RuneQuest: Warlords è davvero lo strategico che i fan di Glorantha aspettavano? - La Recensione
Analizziamo punti di forza, limiti tecnici e potenziale di uno strategico a turni che punta tutto su tattica pura, worldbuilding solido e una forte identità gloranthiana.
Nel panorama dei giochi di ruolo da tavolo, RuneQuest costituisce un caso esemplare di disallineamento tra la qualità del suo impianto teorico e la sua fortuna mediatica. Pur avendo esercitato un’influenza sotterranea ma riconoscibile su opere come King of Dragon Pass e, in modo più indiretto, su alcuni presupposti sistemici di The Elder Scrolls III: Morrowind, l’universo di Glorantha non ha mai ricevuto un adattamento videoludico ufficiale in grado di rappresentarne la complessità antropologica, mitica e rituale. È precisamente in questa lacuna che si inserisce RuneQuest: Warlords, strategico a turni sviluppato da Virtuos, con l’ambizione di tradurre un immaginario bronze-age denso di magia quotidiana in un dispositivo tattico coerente e leggibile.

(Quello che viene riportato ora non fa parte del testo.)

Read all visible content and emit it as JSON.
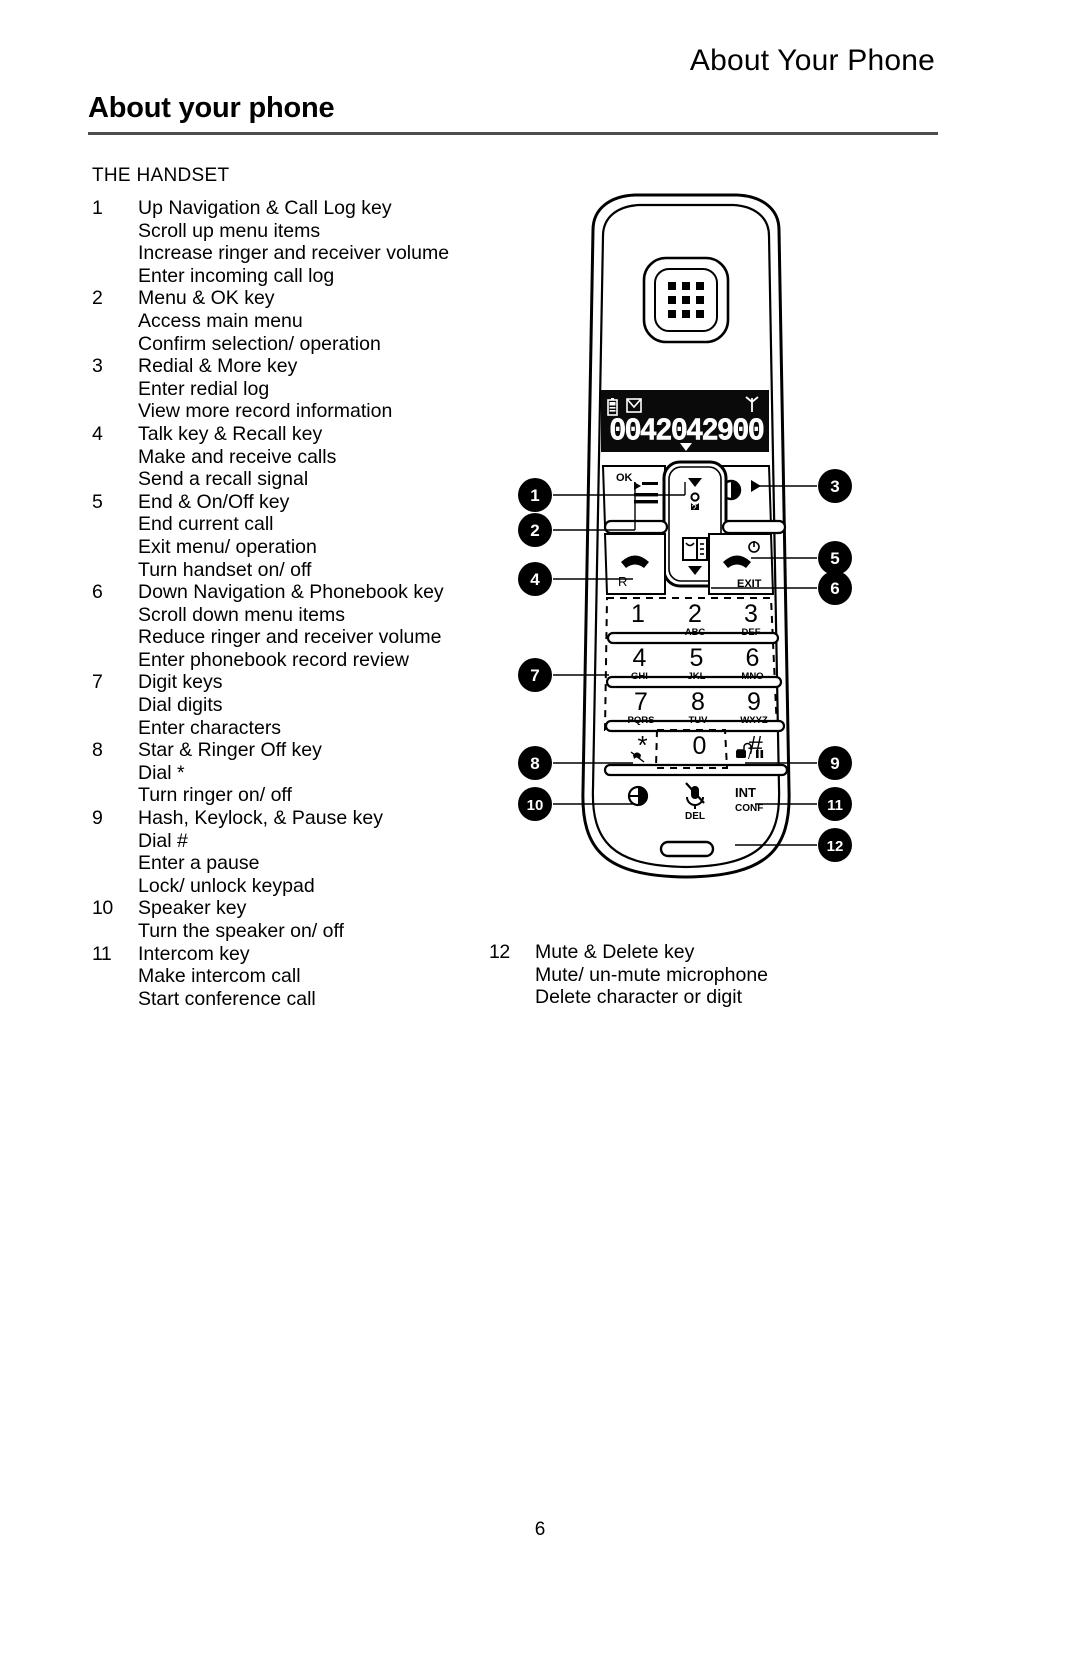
{
  "header": {
    "running_head": "About Your Phone",
    "chapter_title": "About your phone"
  },
  "section": {
    "label": "THE HANDSET"
  },
  "entries_left": [
    {
      "num": "1",
      "title": "Up Navigation & Call Log key",
      "subs": [
        "Scroll up menu items",
        "Increase ringer and receiver volume",
        "Enter incoming call log"
      ]
    },
    {
      "num": "2",
      "title": "Menu & OK key",
      "subs": [
        "Access main menu",
        "Confirm selection/ operation"
      ]
    },
    {
      "num": "3",
      "title": "Redial & More key",
      "subs": [
        "Enter redial log",
        "View more record information"
      ]
    },
    {
      "num": "4",
      "title": "Talk key & Recall key",
      "subs": [
        "Make and receive calls",
        "Send a recall signal"
      ]
    },
    {
      "num": "5",
      "title": "End & On/Off key",
      "subs": [
        "End current call",
        "Exit menu/ operation",
        "Turn handset on/ off"
      ]
    },
    {
      "num": "6",
      "title": "Down Navigation & Phonebook key",
      "subs": [
        "Scroll down menu items",
        "Reduce ringer and receiver volume",
        "Enter phonebook record review"
      ]
    },
    {
      "num": "7",
      "title": "Digit keys",
      "subs": [
        "Dial digits",
        "Enter characters"
      ]
    },
    {
      "num": "8",
      "title": "Star & Ringer Off key",
      "subs": [
        "Dial *",
        "Turn ringer on/ off"
      ]
    },
    {
      "num": "9",
      "title": "Hash, Keylock, & Pause key",
      "subs": [
        "Dial #",
        "Enter a pause",
        "Lock/ unlock keypad"
      ]
    },
    {
      "num": "10",
      "title": "Speaker key",
      "subs": [
        "Turn the speaker on/ off"
      ]
    },
    {
      "num": "11",
      "title": "Intercom key",
      "subs": [
        "Make intercom call",
        "Start conference call"
      ]
    }
  ],
  "entries_right": [
    {
      "num": "12",
      "title": "Mute & Delete key",
      "subs": [
        "Mute/ un-mute microphone",
        "Delete character or digit"
      ]
    }
  ],
  "handset": {
    "display": {
      "digits": "0042042900",
      "battery_icon": "battery-icon",
      "voicemail_icon": "envelope-icon",
      "antenna_icon": "antenna-icon",
      "down_marker_icon": "down-triangle-icon"
    },
    "keys": {
      "ok_label": "OK",
      "menu_icon": "menu-lines-icon",
      "up_arrow_icon": "up-arrow-icon",
      "call_log_icon": "call-log-icon",
      "phonebook_icon": "phonebook-icon",
      "down_arrow_icon": "down-arrow-icon",
      "redial_icon": "redial-icon",
      "right_arrow_icon": "right-arrow-icon",
      "talk_icon": "talk-handset-icon",
      "recall_label": "R",
      "end_icon": "end-handset-icon",
      "power_icon": "power-icon",
      "exit_label": "EXIT",
      "speaker_icon": "speaker-icon",
      "mute_icon": "mute-microphone-icon",
      "delete_label": "DEL",
      "intercom_label_1": "INT",
      "intercom_label_2": "CONF",
      "keylock_icon": "padlock-pause-icon"
    },
    "keypad": [
      {
        "digit": "1",
        "letters": ""
      },
      {
        "digit": "2",
        "letters": "ABC"
      },
      {
        "digit": "3",
        "letters": "DEF"
      },
      {
        "digit": "4",
        "letters": "GHI"
      },
      {
        "digit": "5",
        "letters": "JKL"
      },
      {
        "digit": "6",
        "letters": "MNO"
      },
      {
        "digit": "7",
        "letters": "PQRS"
      },
      {
        "digit": "8",
        "letters": "TUV"
      },
      {
        "digit": "9",
        "letters": "WXYZ"
      },
      {
        "digit": "*",
        "letters": ""
      },
      {
        "digit": "0",
        "letters": ""
      },
      {
        "digit": "#",
        "letters": ""
      }
    ],
    "callouts_left": [
      "1",
      "2",
      "4",
      "7",
      "8",
      "10"
    ],
    "callouts_right": [
      "3",
      "5",
      "6",
      "9",
      "11",
      "12"
    ]
  },
  "footer": {
    "page_number": "6"
  },
  "colors": {
    "ink": "#000000",
    "rule": "#4d4d4d",
    "paper": "#ffffff",
    "lcd_bg": "#0a0a0a",
    "lcd_fg": "#ffffff"
  }
}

L’operazione dichiarata non è mimetica, ma comparativa: Warlords assume come modello di riferimento una reinterpretazione fantasy della grammatica ludica di Warhammer 40,000: BattleSector, da cui eredita il rigore posizionale, la gestione degli Action Points, la centralità dell’eroe e una struttura sistemica orientata alla lettura dello spazio. L’obiettivo non è replicare una formula di successo, bensì costruire una dignità videoludica autonoma, capace di sostenere un mondo in cui magia, tecnologia arcaica e responsabilità collettive costituiscono un unico tessuto narrativo.

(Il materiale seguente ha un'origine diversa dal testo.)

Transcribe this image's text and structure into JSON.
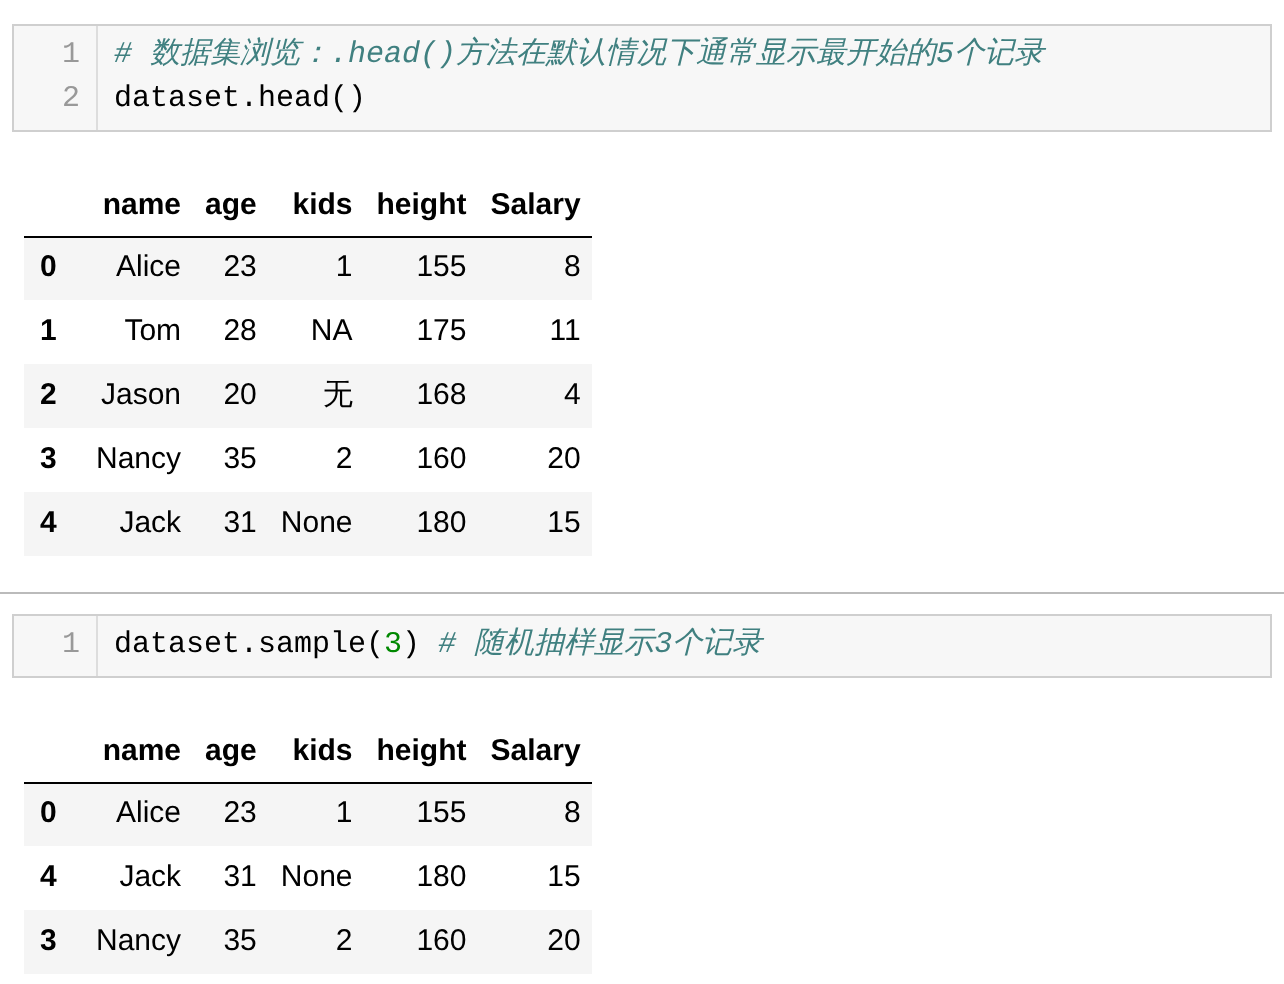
{
  "cells": [
    {
      "code": {
        "lines": [
          {
            "number": "1",
            "tokens": [
              {
                "kind": "comment",
                "text": "# 数据集浏览：.head()方法在默认情况下通常显示最开始的5个记录"
              }
            ]
          },
          {
            "number": "2",
            "tokens": [
              {
                "kind": "plain",
                "text": "dataset.head()"
              }
            ]
          }
        ]
      },
      "output": {
        "columns": [
          "name",
          "age",
          "kids",
          "height",
          "Salary"
        ],
        "rows": [
          {
            "index": "0",
            "cells": [
              "Alice",
              "23",
              "1",
              "155",
              "8"
            ]
          },
          {
            "index": "1",
            "cells": [
              "Tom",
              "28",
              "NA",
              "175",
              "11"
            ]
          },
          {
            "index": "2",
            "cells": [
              "Jason",
              "20",
              "无",
              "168",
              "4"
            ]
          },
          {
            "index": "3",
            "cells": [
              "Nancy",
              "35",
              "2",
              "160",
              "20"
            ]
          },
          {
            "index": "4",
            "cells": [
              "Jack",
              "31",
              "None",
              "180",
              "15"
            ]
          }
        ]
      }
    },
    {
      "code": {
        "lines": [
          {
            "number": "1",
            "tokens": [
              {
                "kind": "plain",
                "text": "dataset.sample("
              },
              {
                "kind": "number",
                "text": "3"
              },
              {
                "kind": "plain",
                "text": ") "
              },
              {
                "kind": "comment",
                "text": "# 随机抽样显示3个记录"
              }
            ]
          }
        ]
      },
      "output": {
        "columns": [
          "name",
          "age",
          "kids",
          "height",
          "Salary"
        ],
        "rows": [
          {
            "index": "0",
            "cells": [
              "Alice",
              "23",
              "1",
              "155",
              "8"
            ]
          },
          {
            "index": "4",
            "cells": [
              "Jack",
              "31",
              "None",
              "180",
              "15"
            ]
          },
          {
            "index": "3",
            "cells": [
              "Nancy",
              "35",
              "2",
              "160",
              "20"
            ]
          }
        ]
      }
    }
  ]
}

È in questa prospettiva che Warlords si configura come un tentativo non solo adattativo, ma ibridativo, volto a utilizzare il genere strategico per ordinare un immaginario che, altrimenti, rischierebbe di eccedere le proprie possibilità rappresentative. Per una community che attende da decenni una declinazione videoludica credibile di Glorantha, la domanda che emerge è inevitabile: fino a che punto questo titolo sarà in grado di sostenere il peso culturale, mitologico e sistemico di RuneQuest, traducendolo in un’esperienza tattica realmente incisiva?

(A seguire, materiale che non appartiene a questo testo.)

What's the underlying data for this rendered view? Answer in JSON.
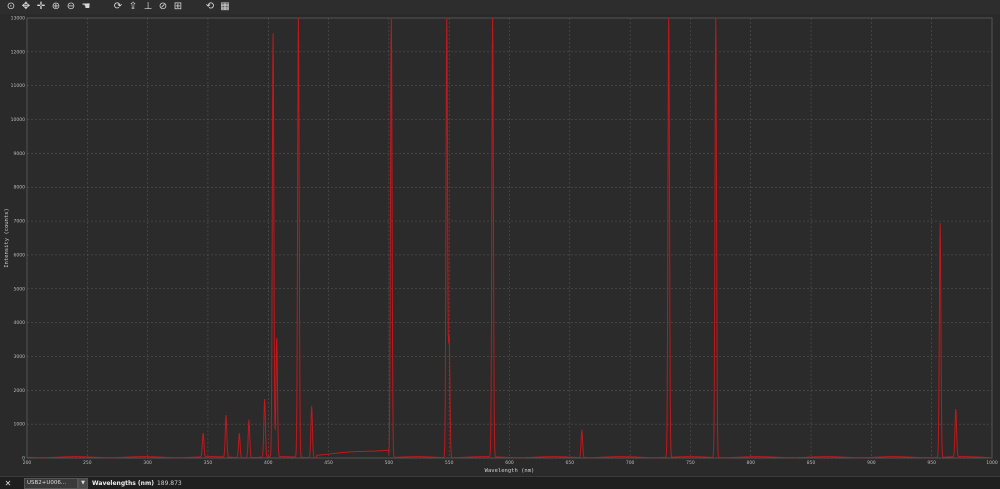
{
  "toolbar": {
    "buttons": [
      {
        "name": "reset-view-icon",
        "glyph": "⊙"
      },
      {
        "name": "pan-icon",
        "glyph": "✥"
      },
      {
        "name": "move-crosshair-icon",
        "glyph": "✛"
      },
      {
        "name": "zoom-in-icon",
        "glyph": "⊕"
      },
      {
        "name": "zoom-out-icon",
        "glyph": "⊖"
      },
      {
        "name": "hand-icon",
        "glyph": "☚"
      },
      {
        "name": "sep",
        "glyph": ""
      },
      {
        "name": "refresh-icon",
        "glyph": "⟳"
      },
      {
        "name": "export-icon",
        "glyph": "⇪"
      },
      {
        "name": "baseline-icon",
        "glyph": "⊥"
      },
      {
        "name": "no-entry-icon",
        "glyph": "⊘"
      },
      {
        "name": "graticule-icon",
        "glyph": "⊞"
      },
      {
        "name": "sep",
        "glyph": ""
      },
      {
        "name": "sync-icon",
        "glyph": "⟲"
      },
      {
        "name": "table-icon",
        "glyph": "▦"
      }
    ]
  },
  "chart_data": {
    "type": "line",
    "xlabel": "Wavelength (nm)",
    "ylabel": "Intensity (counts)",
    "xlim": [
      200,
      1000
    ],
    "ylim": [
      0,
      13000
    ],
    "x_ticks": [
      200,
      250,
      300,
      350,
      400,
      450,
      500,
      550,
      600,
      650,
      700,
      750,
      800,
      850,
      900,
      950,
      1000
    ],
    "y_ticks": [
      0,
      1000,
      2000,
      3000,
      4000,
      5000,
      6000,
      7000,
      8000,
      9000,
      10000,
      11000,
      12000,
      13000
    ],
    "x_tick_labels": [
      "200",
      "250",
      "300",
      "350",
      "400",
      "450",
      "500",
      "550",
      "600",
      "650",
      "700",
      "750",
      "800",
      "850",
      "900",
      "950",
      "1000"
    ],
    "y_tick_labels": [
      "0",
      "1000",
      "2000",
      "3000",
      "4000",
      "5000",
      "6000",
      "7000",
      "8000",
      "9000",
      "10000",
      "11000",
      "12000",
      "13000"
    ],
    "grid": true,
    "series_color": "#c0181c",
    "series": [
      {
        "peaks": [
          {
            "x": 346,
            "y": 700
          },
          {
            "x": 365,
            "y": 1230
          },
          {
            "x": 376,
            "y": 700
          },
          {
            "x": 384,
            "y": 1100
          },
          {
            "x": 397,
            "y": 1700
          },
          {
            "x": 404,
            "y": 12500
          },
          {
            "x": 407,
            "y": 3500
          },
          {
            "x": 425,
            "y": 13000
          },
          {
            "x": 436,
            "y": 1500
          },
          {
            "x": 502,
            "y": 13000
          },
          {
            "x": 548,
            "y": 13000
          },
          {
            "x": 550,
            "y": 3500
          },
          {
            "x": 586,
            "y": 13000
          },
          {
            "x": 660,
            "y": 800
          },
          {
            "x": 732,
            "y": 13000
          },
          {
            "x": 771,
            "y": 13000
          },
          {
            "x": 957,
            "y": 6900
          },
          {
            "x": 970,
            "y": 1400
          }
        ]
      }
    ]
  },
  "status": {
    "close_glyph": "✕",
    "device": "USB2+U006...",
    "axis_label": "Wavelengths (nm)",
    "axis_value": "189.873"
  }
}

Una campagna lineare ma ricca di worldbuilding: Talastar, Dorastor e il peso del Chaos
La campagna di RuneQuest: Warlords struttura la propria dimensione narrativa attraverso una progressione lineare di missioni consequenziali, adottando una forma che privilegia ritmo operativo e leggibilità sistemica rispetto alla complessità dei rami narrativi. Pur configurandosi come una sequenza di scenari, il titolo mostra una cura significativa nella messa in scena: ogni missione si apre con una descrizione testuale estesa, che contestualizza eventi, genealogie e tensioni tribali, seguita da brevi cutscene in grafica in-game. Queste ultime adottano una regia essenziale, fondata su movimenti delle unità sulla mappa e su dialoghi statici con portrait, funzionali a identificare il personaggio parlante più che a costruire un linguaggio cinematografico. È una scelta coerente con l’economia produttiva, anche se meno evocativa rispetto a tradizioni CGI consolidate.
L’azione si sviluppa tra Talastar e i territori corrotti di Dorastor, nell’anno 7/37 (1608) della cronologia gloranthiana, una fase storica caratterizzata da fratture politiche e pressioni mitiche. Le missioni non si limitano a collegare gli eventi, ma operano come vettori di worldbuilding, introducendo progressivamente rituali, eredità tribali e tensioni religiose. Il testo introduttivo di ciascuna missione, spesso articolato e ricco di riferimenti culturali, supplisce efficacemente alle eventuali lacune di familiarità del giocatore con il lore gloranthiano.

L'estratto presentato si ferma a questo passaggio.